The Copenhagen Accord has no collective targets and a crucial date for peaking emissions - which scientists estimate should come between 2015 and 2020 to meet the 2C goal - was scrapped. It is a step up from Kyoto because it includes the United States and China, but neither are bound.
United Nations-sponsored scientists said individual country pledges that were likely to be tacked on by January 2010 would give an estimated 3C warming if nothing better was offered. In hindsight, the feel-good factor leading up to Copenhagen never matched up to political reality.

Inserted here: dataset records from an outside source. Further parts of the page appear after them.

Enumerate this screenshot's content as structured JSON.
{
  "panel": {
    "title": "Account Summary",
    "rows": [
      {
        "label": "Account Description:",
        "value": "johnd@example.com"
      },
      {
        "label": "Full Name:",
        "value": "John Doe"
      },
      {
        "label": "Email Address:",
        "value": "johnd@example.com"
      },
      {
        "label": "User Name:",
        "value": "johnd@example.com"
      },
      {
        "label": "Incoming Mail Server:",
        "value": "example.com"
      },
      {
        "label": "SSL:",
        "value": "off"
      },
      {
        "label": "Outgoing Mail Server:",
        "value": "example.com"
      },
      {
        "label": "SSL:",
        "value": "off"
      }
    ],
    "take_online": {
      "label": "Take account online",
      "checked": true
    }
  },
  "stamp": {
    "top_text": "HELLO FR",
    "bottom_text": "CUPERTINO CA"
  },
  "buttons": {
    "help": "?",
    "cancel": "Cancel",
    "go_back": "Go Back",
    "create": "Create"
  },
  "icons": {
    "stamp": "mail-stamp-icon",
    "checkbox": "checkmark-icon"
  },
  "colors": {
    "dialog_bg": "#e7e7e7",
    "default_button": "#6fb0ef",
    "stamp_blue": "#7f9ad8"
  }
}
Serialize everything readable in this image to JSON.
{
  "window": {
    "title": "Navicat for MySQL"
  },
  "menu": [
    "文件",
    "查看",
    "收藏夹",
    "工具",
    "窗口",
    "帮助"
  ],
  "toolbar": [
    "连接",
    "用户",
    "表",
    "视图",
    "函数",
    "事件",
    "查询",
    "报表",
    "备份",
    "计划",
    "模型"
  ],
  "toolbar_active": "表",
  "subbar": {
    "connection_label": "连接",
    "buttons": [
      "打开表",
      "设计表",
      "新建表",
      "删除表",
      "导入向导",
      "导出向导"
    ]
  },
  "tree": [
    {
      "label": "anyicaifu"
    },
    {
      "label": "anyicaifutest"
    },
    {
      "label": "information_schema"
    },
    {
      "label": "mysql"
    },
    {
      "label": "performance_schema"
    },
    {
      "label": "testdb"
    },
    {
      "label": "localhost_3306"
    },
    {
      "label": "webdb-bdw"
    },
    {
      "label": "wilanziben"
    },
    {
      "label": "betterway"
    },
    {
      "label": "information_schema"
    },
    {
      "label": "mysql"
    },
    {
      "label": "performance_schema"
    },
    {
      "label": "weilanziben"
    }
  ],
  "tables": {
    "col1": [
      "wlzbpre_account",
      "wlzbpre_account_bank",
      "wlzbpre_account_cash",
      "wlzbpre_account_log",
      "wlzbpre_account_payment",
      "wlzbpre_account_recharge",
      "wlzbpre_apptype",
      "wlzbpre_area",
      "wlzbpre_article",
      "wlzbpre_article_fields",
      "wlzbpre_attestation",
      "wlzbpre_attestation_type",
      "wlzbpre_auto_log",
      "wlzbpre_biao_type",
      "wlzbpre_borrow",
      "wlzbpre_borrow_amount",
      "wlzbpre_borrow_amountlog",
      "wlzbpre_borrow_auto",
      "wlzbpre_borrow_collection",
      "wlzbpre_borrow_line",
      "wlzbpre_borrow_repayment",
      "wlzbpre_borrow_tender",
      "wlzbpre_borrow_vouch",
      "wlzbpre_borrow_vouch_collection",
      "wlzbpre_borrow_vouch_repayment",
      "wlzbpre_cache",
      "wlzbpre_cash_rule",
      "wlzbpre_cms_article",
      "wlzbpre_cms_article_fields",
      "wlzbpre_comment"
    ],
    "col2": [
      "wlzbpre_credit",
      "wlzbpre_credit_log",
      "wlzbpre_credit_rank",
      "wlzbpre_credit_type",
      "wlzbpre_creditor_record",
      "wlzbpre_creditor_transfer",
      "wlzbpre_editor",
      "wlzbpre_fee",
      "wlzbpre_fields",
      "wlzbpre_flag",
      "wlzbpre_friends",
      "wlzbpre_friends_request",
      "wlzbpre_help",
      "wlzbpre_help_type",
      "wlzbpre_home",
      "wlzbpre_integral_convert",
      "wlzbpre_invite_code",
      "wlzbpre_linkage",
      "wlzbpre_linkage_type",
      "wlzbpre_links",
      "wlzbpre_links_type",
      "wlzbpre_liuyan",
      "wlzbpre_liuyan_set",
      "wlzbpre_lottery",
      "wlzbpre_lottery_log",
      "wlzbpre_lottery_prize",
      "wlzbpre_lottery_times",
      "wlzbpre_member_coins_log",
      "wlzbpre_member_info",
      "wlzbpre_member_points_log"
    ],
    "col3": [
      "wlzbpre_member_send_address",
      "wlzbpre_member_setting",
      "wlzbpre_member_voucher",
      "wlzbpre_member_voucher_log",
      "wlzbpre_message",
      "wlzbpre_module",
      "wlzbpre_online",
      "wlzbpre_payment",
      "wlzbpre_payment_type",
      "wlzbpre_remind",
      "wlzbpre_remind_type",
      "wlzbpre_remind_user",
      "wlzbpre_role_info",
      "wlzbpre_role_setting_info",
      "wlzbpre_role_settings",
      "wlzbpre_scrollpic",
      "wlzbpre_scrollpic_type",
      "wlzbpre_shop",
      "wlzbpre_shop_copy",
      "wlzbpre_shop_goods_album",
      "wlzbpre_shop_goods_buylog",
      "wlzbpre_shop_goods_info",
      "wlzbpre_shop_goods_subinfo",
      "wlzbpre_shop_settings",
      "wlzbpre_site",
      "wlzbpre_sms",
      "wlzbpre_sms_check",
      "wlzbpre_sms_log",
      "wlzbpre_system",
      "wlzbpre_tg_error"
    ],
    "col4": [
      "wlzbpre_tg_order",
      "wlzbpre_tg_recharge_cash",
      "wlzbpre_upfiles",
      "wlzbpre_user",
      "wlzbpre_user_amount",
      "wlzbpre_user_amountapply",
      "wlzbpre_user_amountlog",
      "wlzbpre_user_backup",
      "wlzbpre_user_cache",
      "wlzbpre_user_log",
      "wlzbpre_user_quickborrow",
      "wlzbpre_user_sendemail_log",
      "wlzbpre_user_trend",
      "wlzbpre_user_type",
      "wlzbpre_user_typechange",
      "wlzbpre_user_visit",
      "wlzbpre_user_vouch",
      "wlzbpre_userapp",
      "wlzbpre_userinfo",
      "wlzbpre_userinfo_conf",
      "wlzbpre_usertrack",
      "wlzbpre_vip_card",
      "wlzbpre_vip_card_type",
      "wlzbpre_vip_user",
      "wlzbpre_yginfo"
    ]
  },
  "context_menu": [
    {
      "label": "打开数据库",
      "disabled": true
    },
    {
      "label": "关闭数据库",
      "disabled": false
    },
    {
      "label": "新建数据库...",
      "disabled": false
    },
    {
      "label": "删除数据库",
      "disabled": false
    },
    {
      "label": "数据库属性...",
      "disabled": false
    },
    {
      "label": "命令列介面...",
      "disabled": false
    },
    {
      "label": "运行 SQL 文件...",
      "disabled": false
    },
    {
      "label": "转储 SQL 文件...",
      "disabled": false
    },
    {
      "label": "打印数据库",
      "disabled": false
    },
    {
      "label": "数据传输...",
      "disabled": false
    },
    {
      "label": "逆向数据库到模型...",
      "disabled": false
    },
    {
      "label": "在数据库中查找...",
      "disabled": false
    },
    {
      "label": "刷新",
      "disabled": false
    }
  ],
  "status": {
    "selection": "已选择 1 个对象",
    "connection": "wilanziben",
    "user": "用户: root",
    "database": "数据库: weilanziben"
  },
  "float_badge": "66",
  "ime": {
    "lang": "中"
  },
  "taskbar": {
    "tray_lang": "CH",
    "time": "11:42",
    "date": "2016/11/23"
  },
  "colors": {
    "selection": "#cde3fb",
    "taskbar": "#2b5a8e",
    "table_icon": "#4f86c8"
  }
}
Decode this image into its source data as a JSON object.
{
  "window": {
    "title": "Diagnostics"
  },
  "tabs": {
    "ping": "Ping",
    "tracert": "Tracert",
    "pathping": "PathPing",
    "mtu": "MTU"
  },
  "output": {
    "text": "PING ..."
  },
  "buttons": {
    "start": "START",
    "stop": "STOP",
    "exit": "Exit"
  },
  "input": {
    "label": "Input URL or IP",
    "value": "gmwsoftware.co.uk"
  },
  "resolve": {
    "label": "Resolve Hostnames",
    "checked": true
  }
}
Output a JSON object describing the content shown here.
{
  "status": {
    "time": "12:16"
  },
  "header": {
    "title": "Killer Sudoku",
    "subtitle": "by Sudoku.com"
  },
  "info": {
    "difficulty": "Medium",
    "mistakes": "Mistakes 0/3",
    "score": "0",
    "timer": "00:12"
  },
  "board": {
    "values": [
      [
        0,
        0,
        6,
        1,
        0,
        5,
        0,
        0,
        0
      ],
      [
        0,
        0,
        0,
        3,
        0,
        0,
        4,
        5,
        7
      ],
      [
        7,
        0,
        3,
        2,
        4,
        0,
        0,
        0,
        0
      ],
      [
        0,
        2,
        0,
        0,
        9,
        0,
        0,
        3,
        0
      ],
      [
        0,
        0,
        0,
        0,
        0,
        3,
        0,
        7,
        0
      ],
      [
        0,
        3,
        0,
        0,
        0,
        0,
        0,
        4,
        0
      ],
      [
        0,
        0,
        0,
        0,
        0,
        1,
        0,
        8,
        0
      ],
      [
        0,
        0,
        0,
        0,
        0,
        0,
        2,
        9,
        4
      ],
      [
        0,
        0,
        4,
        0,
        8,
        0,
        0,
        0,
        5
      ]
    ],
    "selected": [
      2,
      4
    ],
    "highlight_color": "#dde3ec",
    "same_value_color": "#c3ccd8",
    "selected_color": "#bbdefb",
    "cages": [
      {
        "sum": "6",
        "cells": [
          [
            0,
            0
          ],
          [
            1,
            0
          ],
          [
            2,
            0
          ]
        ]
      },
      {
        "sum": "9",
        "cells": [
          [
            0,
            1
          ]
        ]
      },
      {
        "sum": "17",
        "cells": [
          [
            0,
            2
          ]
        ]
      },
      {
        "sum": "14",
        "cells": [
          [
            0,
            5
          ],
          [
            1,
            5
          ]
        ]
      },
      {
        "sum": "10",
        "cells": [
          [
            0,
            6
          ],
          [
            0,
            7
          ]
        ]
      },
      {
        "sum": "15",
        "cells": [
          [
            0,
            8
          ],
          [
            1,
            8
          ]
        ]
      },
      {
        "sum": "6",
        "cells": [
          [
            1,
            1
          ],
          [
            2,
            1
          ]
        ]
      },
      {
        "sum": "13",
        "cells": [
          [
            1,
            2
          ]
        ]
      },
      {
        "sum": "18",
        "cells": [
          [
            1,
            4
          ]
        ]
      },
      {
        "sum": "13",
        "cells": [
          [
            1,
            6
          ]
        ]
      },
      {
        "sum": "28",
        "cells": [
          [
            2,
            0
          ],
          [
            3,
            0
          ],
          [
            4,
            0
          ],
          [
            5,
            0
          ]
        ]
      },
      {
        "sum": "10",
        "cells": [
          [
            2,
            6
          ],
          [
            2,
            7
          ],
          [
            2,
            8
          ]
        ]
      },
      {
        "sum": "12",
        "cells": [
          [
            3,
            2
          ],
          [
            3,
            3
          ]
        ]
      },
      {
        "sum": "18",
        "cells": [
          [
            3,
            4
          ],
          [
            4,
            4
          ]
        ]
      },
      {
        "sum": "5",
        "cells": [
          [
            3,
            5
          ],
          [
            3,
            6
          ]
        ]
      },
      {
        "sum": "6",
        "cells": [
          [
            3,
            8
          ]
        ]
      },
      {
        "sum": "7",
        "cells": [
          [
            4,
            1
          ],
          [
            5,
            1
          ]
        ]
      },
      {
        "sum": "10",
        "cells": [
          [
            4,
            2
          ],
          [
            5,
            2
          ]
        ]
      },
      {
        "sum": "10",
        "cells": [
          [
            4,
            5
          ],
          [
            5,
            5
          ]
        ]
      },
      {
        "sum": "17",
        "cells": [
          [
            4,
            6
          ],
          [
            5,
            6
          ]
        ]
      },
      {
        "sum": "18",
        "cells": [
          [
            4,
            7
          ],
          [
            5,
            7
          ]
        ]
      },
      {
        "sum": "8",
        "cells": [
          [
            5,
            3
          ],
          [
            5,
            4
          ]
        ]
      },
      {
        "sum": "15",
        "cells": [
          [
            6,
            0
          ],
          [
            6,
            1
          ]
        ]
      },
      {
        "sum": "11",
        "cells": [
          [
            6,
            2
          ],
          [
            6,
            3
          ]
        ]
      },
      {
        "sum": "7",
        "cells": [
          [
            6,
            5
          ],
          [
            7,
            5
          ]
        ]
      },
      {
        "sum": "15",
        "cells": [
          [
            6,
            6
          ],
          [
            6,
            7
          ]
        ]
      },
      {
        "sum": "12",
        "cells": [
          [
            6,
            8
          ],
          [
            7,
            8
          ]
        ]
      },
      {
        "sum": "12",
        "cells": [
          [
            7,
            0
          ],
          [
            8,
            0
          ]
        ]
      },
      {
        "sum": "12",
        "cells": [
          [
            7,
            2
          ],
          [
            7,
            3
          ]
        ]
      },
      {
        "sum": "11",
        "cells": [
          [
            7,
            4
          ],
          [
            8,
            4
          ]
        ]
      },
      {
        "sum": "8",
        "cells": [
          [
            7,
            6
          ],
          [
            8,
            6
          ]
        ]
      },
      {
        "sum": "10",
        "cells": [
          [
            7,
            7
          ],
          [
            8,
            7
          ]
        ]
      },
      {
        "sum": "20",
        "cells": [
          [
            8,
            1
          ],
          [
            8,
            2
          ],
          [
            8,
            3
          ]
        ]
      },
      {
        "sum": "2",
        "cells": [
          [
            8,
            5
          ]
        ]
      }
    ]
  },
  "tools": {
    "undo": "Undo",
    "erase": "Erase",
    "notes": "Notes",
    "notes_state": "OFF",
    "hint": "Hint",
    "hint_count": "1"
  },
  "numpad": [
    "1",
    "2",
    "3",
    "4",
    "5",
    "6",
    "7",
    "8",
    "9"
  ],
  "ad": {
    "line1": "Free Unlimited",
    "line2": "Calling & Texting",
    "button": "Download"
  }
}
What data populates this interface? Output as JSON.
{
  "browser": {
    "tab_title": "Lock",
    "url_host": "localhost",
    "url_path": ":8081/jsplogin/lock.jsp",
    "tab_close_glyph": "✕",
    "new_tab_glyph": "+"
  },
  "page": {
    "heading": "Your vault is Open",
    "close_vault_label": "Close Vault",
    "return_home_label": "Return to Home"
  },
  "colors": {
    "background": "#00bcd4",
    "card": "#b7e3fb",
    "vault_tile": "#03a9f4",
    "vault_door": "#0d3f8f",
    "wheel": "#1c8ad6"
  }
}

For a start, too little had been agreed in the years leading up to the conference. Watchers knew that but hoped the magic presence of Barack Obama would heal the three-way rifts between rich, poor and fast-growing nations. His Secretary of State, Hillary Clinton, gave the conference its only shot of adrenaline with a pledge to raise US$100 billion ($140 billion) a year for poor countries by 2020. It was not enough for a strong agreement without tougher US cuts, particularly given tensions with China.
John Key left frustrated, having been convinced at the last minute that the odds were on a strong deal. Having failed this time, it may be tougher to get 120 world leaders to Mexico.
In the end the lack of political trust did not match the "Hopenhagen" rhetoric. There was no argument that 2C was the uppermost warming countries should allow, but they could not agree on the basics to do it.
The conference will be remembered for its overcrowding, its miscalculations and the Herculean efforts of a few (including British Prime Minister Gordon Brown and Obama) to claw back an outcome from the brink of disaster. On the final day, the feeling was one of disappointment but not of surprise.
Rather than "avoiding a Kyoto" - shorthand in Copenhagen for avoiding an agreement that caused few real cuts - the goal next year may be to "avoid a Copenhagen".
That may come to mean a hard-won deal wrung from a long, fraught process that ultimately bound no one to anything.